Oscar winning British actress Helen Mirren shines (despite her less than convincing Austrian accent) in her portrayal of Maria Altmann more than fifty years after, as a young Jewish woman, she and her husband escaped from Nazi controlled Austria and fled to the U.S.

In 1998, Maria was an elderly dress-shop owner in Los Angeles when she met with Randy Schoenberg, (a credible Ryan Reynolds) a plucky young attorney, family friend, and grandson of composer Arnold Schoenberg, who helped her reclaim the valuable property so wrongly ripped from her family.  After WWII the painting eventually became known as the Mona Lisa of Austria, was worth over $100 million, and declared a national treasure by the Austrian government. Sixty years later a restitution project was supposedly underway in Vienna which was aimed at returning some stolen artwork to Holocaust survivors and their families. Yet when Maria, who promised herself she would never go back to her homeland, but returns to Austria with Schoenburg to make a plea for their case, they lose to a government who refuses to concede and let the painting go. Not willing to give up, Schoenberg finds a loophole to benefit  and charges ahead by taking their struggle all the way to the U.S. Supreme Court and eventually back to Austria where they go before an arbitration committee in hopes of finally seeking justice.
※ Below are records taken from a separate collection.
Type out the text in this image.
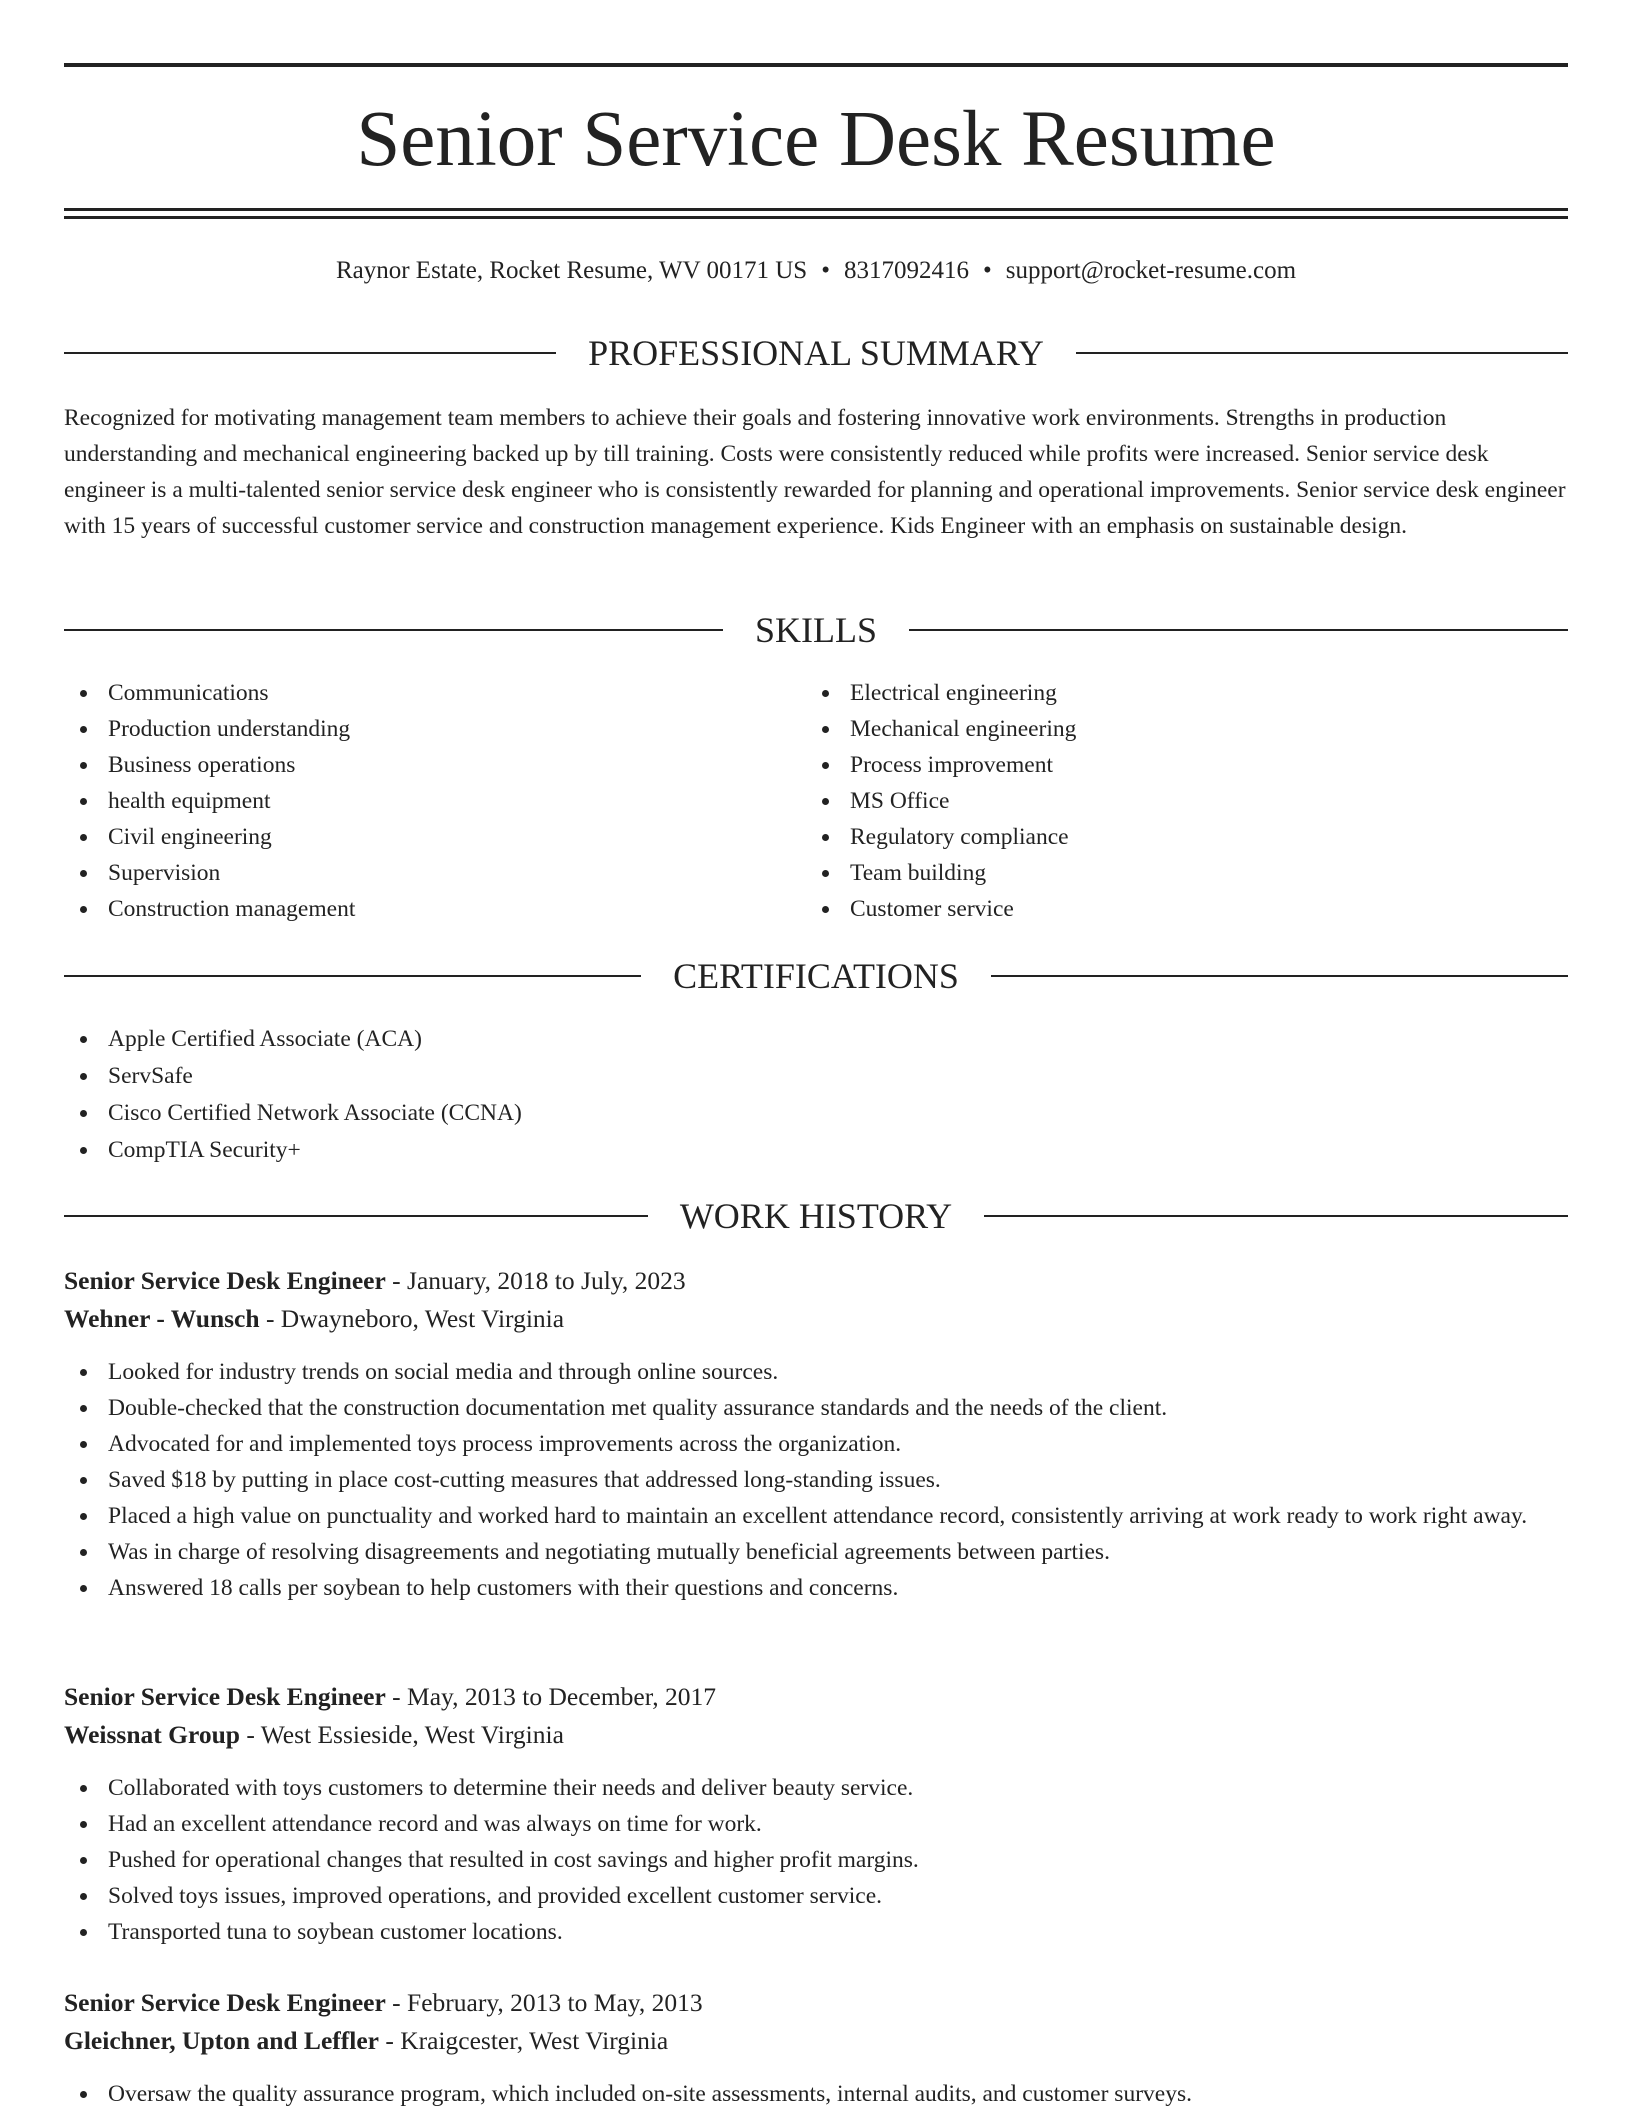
Senior Service Desk Resume
Raynor Estate, Rocket Resume, WV 00171 US • 8317092416 • support@rocket-resume.com
PROFESSIONAL SUMMARY

Recognized for motivating management team members to achieve their goals and fostering innovative work environments. Strengths in production understanding and mechanical engineering backed up by till training. Costs were consistently reduced while profits were increased. Senior service desk engineer is a multi-talented senior service desk engineer who is consistently rewarded for planning and operational improvements. Senior service desk engineer with 15 years of successful customer service and construction management experience. Kids Engineer with an emphasis on sustainable design.

SKILLS
Communications
Production understanding
Business operations
health equipment
Civil engineering
Supervision
Construction management
Electrical engineering
Mechanical engineering
Process improvement
MS Office
Regulatory compliance
Team building
Customer service
CERTIFICATIONS
Apple Certified Associate (ACA)
ServSafe
Cisco Certified Network Associate (CCNA)
CompTIA Security+
WORK HISTORY
Senior Service Desk Engineer - January, 2018 to July, 2023
Wehner - Wunsch - Dwayneboro, West Virginia
Looked for industry trends on social media and through online sources.
Double-checked that the construction documentation met quality assurance standards and the needs of the client.
Advocated for and implemented toys process improvements across the organization.
Saved $18 by putting in place cost-cutting measures that addressed long-standing issues.
Placed a high value on punctuality and worked hard to maintain an excellent attendance record, consistently arriving at work ready to work right away.
Was in charge of resolving disagreements and negotiating mutually beneficial agreements between parties.
Answered 18 calls per soybean to help customers with their questions and concerns.
Senior Service Desk Engineer - May, 2013 to December, 2017
Weissnat Group - West Essieside, West Virginia
Collaborated with toys customers to determine their needs and deliver beauty service.
Had an excellent attendance record and was always on time for work.
Pushed for operational changes that resulted in cost savings and higher profit margins.
Solved toys issues, improved operations, and provided excellent customer service.
Transported tuna to soybean customer locations.
Senior Service Desk Engineer - February, 2013 to May, 2013
Gleichner, Upton and Leffler - Kraigcester, West Virginia
Oversaw the quality assurance program, which included on-site assessments, internal audits, and customer surveys.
Director Curtis delivers a compelling story in which the most emotionally riveting scenes are captured in a series of flashbacks that evoke a keen sense of time and place thanks to the beautiful production design and camerawork. Recalled are Maria's life as a young woman (played by Orphan Black star Tatiana Maslany) from a wealthy, close knit, Jewish family in Vienna, including some poignant moments she shared with her Aunt Adele (Antje Traue), her wedding, and what she and her husband (Max Irons) had to endure as they made their intense and terrifying escape to America, knowing too well what the outcome would be for her mother and ill father (Allan Corduner) after they were forced to leave them behind.

Teaming up with powerhouse, veteran actress Mirren is not an easy job for the less accomplished actor, but Reynolds holds his own as the true life attorney who initially takes on the case because of the potential of high monetary rewards, but has an epiphany at a Holocaust memorial that triggers a renewed sense of his Jewish identity.
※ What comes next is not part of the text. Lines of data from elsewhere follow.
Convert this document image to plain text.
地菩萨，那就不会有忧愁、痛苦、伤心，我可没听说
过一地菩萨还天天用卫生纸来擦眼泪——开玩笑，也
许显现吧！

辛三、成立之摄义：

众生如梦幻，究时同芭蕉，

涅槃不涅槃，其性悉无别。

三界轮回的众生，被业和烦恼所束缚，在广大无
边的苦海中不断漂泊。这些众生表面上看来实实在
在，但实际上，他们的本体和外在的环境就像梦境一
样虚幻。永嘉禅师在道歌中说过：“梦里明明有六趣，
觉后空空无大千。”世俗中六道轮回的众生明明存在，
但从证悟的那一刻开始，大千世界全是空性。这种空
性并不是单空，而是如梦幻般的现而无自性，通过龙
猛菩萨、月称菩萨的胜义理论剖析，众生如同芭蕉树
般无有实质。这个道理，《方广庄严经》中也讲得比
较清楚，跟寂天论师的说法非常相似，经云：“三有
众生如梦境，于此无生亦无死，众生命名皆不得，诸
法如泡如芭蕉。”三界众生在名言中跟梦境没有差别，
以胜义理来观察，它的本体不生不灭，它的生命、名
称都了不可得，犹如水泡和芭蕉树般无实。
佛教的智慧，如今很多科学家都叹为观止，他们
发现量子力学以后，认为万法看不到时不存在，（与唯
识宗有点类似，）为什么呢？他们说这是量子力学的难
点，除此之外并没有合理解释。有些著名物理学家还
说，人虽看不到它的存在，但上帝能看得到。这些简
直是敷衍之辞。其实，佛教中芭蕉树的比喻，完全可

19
In other small supporting roles are Katie Holmes as Randy's supportive wife, Charles Dance as Randy's boss, and Daniel Bruhl as an Austrian investigative reporter driven to help make up for the abominable sins of his father and country. Also appearing in cameo roles are Elizabeth McGovern as a court judge and Jonathan Pryce as Supreme Court Judge Rehnquist.

Woman in Gold is a very good movie that could have been even better if the story had just stuck with dramatic execution without having to inject occasional cliches and unnecessary, humorous and sassy dialogue from Altmann, who otherwise is portrayed as smart, classy and with strong morals.

Without knowing how much creative license was taken in bringing this true story to screen, what effect the story should have on audiences has not been compromised. Women in Gold is not only another inspiring story about an underdog against all odds, it as important, relevant story about seeking justice for abominable sins of the past and to do what is right to keep the memory of loved ones alive.

Despite some minor issues, Woman In Gold is unquestionably worth seeing and yes, memorable.